Earlier this year, Barreto used ChatGPT-5.2 to solve Erdős Problem #728. The solution can be found here. To those who, like me, are not very familiar with number theory, the problem was ambiguously framed by its authors and had evaded a solution to the best of our knowledge. So it was quite interesting to see ChatGPT-5.2 not only reframe it in a way that resolved the ambiguity while preserving the spirit in which the problem had been posed but also solve it. The real question though is—how do you know if it solved it correctly? It was not until the solution was peer reviewed, most notably by Terence Tao, a mathematician of some repute, that most of us could know that it was correct.

This will be the future of software engineering at least until doubts about the correctness of LLM outputs persist. There is considerable value to be created in building systems that verify correctness and control for quality at scale. Uncle Bob has for years advocated to write tests as if they were production code and call flaky tests buggy. Now, more than ever, we need to heed his advice and leverage TDD and BDD frameworks properly.

Tests are only a part of this puzzle. We must go further and ensure we build systems that are observable and can be verified automatically with little effort.

A new investment in our craft

Recent research by Shen and Tamkin at Anthropic found that aggressive use of AI in software engineering comes with trade-offs: particularly concerning skill development. To quote directly from the paper’s conclusion:

Given time constraints and organizational pressures, junior developers or other professionals may rely on AI to complete tasks as fast as possible at the cost of skill development—and notably the ability to debug issues when something goes wrong.

and

Cognitive effort—and even getting painfully stuck—is likely important for fostering mastery

While the study is preliminary, its conclusions are not very different from what we would expect. Practice makes us perfect after all. Early in our careers, we spent tens of thousands of hours coding and designing systems by hand. We learnt from the masters in the field and built a muscle memory for what good code and great systems look like. We coached newcomers into the field on the best practises and the tradition continued. So how are we to build this muscle memory if we are not practising in our early years?

Let’s look at some other industries. The invention of the mill meant that very few people today need to know how to weave clothes. The craft is not dead but it isn’t essential to keeping us comfortable and looking trendy. Instead, the best clothing companies today invest in sourcing the best materials, coming up with the best designs, and building robust quality controls. Many mass transit systems rely on automation to drive the trains with engineers—as train drivers are also called—trained to verify these decisions in real-time and intervene when necessary.

The same is likely to happen in software engineering. Because AI is nondeterministic, today’s engineers need a strong sense of what good code and great designs look like. And while coding and system design, like Mathematics, are not spectator sports, code and design reviews are. To take an analogy from music: you cannot become a violin maestro simply by attending concerts, but you can indeed become a better critic by listening to lots of music and by learning enough about music.

Until AI can match the accuracy of compilers, we need engineers who can review AI-generated code and architectures almost as well as they could once write them. It’s not easy, for we tend to trust AI and even other humans more.
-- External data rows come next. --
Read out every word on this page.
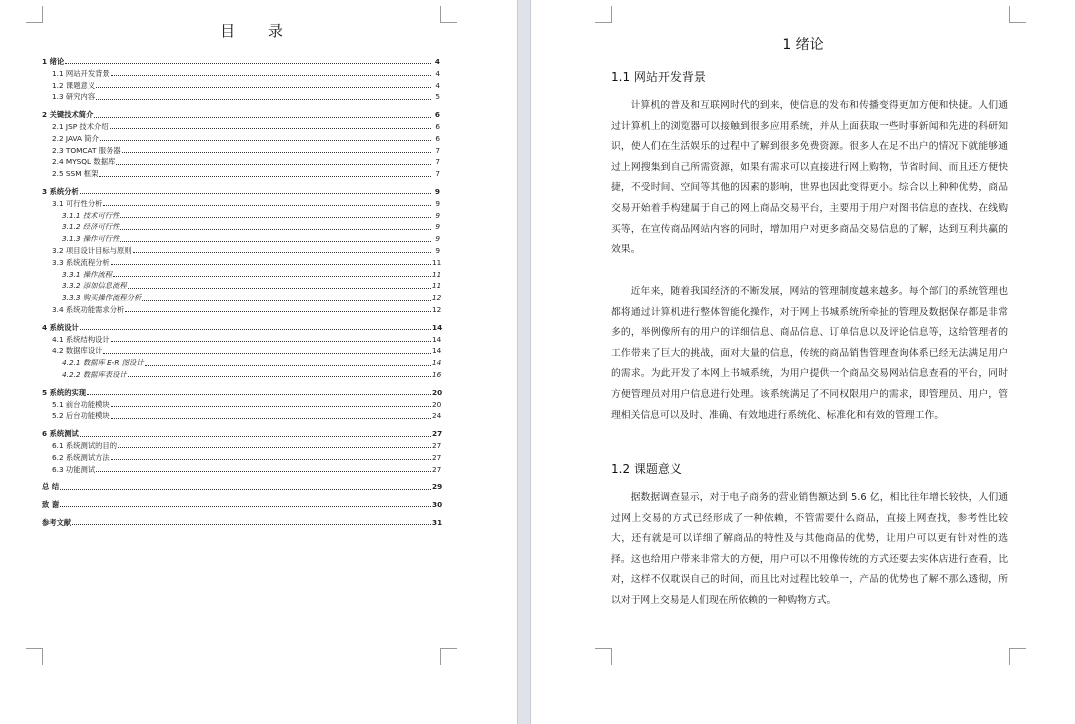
目 录
1 绪论	4
1.1 网站开发背景	4
1.2 课题意义	4
1.3 研究内容	5
2 关键技术简介	6
2.1 JSP 技术介绍	6
2.2 JAVA 简介	6
2.3 TOMCAT 服务器	7
2.4 MYSQL 数据库	7
2.5 SSM 框架	7
3 系统分析	9
3.1 可行性分析	9
3.1.1 技术可行性	9
3.1.2 经济可行性	9
3.1.3 操作可行性	9
3.2 项目设计目标与原则	9
3.3 系统流程分析	11
3.3.1 操作流程	11
3.3.2 添加信息流程	11
3.3.3 购买操作流程分析	12
3.4 系统功能需求分析	12
4 系统设计	14
4.1 系统结构设计	14
4.2 数据库设计	14
4.2.1 数据库 E-R 图设计	14
4.2.2 数据库表设计	16
5 系统的实现	20
5.1 前台功能模块	20
5.2 后台功能模块	24
6 系统测试	27
6.1 系统测试的目的	27
6.2 系统测试方法	27
6.3 功能测试	27
总 结	29
致 谢	30
参考文献	31
1 绪论
1.1 网站开发背景

计算机的普及和互联网时代的到来，使信息的发布和传播变得更加方便和快捷。人们通过计算机上的浏览器可以接触到很多应用系统，并从上面获取一些时事新闻和先进的科研知识，使人们在生活娱乐的过程中了解到很多免费资源。很多人在足不出户的情况下就能够通过上网搜集到自己所需资源，如果有需求可以直接进行网上购物，节省时间、而且还方便快捷，不受时间、空间等其他的因素的影响，世界也因此变得更小。综合以上种种优势，商品交易开始着手构建属于自己的网上商品交易平台，主要用于用户对图书信息的查找、在线购买等，在宣传商品网站内容的同时，增加用户对更多商品交易信息的了解，达到互利共赢的效果。

近年来，随着我国经济的不断发展，网站的管理制度越来越多。每个部门的系统管理也都将通过计算机进行整体智能化操作，对于网上书城系统所牵扯的管理及数据保存都是非常多的，举例像所有的用户的详细信息、商品信息、订单信息以及评论信息等，这给管理者的工作带来了巨大的挑战，面对大量的信息，传统的商品销售管理查询体系已经无法满足用户的需求。为此开发了本网上书城系统，为用户提供一个商品交易网站信息查看的平台，同时方便管理员对用户信息进行处理。该系统满足了不同权限用户的需求，即管理员、用户，管理相关信息可以及时、准确、有效地进行系统化、标准化和有效的管理工作。

1.2 课题意义

据数据调查显示，对于电子商务的营业销售额达到 5.6 亿，相比往年增长较快，人们通过网上交易的方式已经形成了一种依赖，不管需要什么商品，直接上网查找，参考性比较大，还有就是可以详细了解商品的特性及与其他商品的优势，让用户可以更有针对性的选择。这也给用户带来非常大的方便，用户可以不用像传统的方式还要去实体店进行查看，比对，这样不仅耽误自己的时间，而且比对过程比较单一，产品的优势也了解不那么透彻，所以对于网上交易是人们现在所依赖的一种购物方式。
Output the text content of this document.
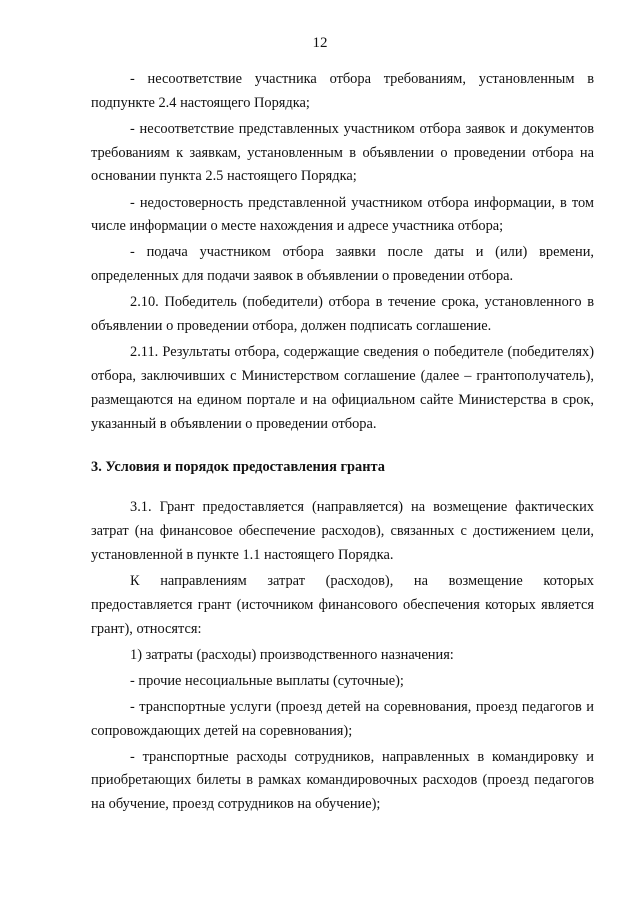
12

- несоответствие участника отбора требованиям, установленным в подпункте 2.4 настоящего Порядка;

- несоответствие представленных участником отбора заявок и документов требованиям к заявкам, установленным в объявлении о проведении отбора на основании пункта 2.5 настоящего Порядка;

- недостоверность представленной участником отбора информации, в том числе информации о месте нахождения и адресе участника отбора;

- подача участником отбора заявки после даты и (или) времени, определенных для подачи заявок в объявлении о проведении отбора.

2.10. Победитель (победители) отбора в течение срока, установленного в объявлении о проведении отбора, должен подписать соглашение.

2.11. Результаты отбора, содержащие сведения о победителе (победителях) отбора, заключивших с Министерством соглашение (далее – грантополучатель), размещаются на едином портале и на официальном сайте Министерства в срок, указанный в объявлении о проведении отбора.

3. Условия и порядок предоставления гранта

3.1. Грант предоставляется (направляется) на возмещение фактических затрат (на финансовое обеспечение расходов), связанных с достижением цели, установленной в пункте 1.1 настоящего Порядка.

К направлениям затрат (расходов), на возмещение которых предоставляется грант (источником финансового обеспечения которых является грант), относятся:

1) затраты (расходы) производственного назначения:

- прочие несоциальные выплаты (суточные);

- транспортные услуги (проезд детей на соревнования, проезд педагогов и сопровождающих детей на соревнования);

- транспортные расходы сотрудников, направленных в командировку и приобретающих билеты в рамках командировочных расходов (проезд педагогов на обучение, проезд сотрудников на обучение);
We need to review everything with a sceptic’s eye and not get carried away with AI’s accuracy—a model update from your provider could easily cause regression and you cannot be asleep at the driving wheel. Be the trained engineer driving that train.

Conclusion

I don’t have a view on whether software engineers will be needed in the future or not. But everything we have seen about AI’s capabilities tells us that the house of cards view is definitely wrong. The real value add right now is in the human judgement about what to ship. Developing the skills that enable that judgement—keen reviews, a mastery of the principles of software engineering, and a functional knowledge of the domain in which your software works—now will pay off in the long run.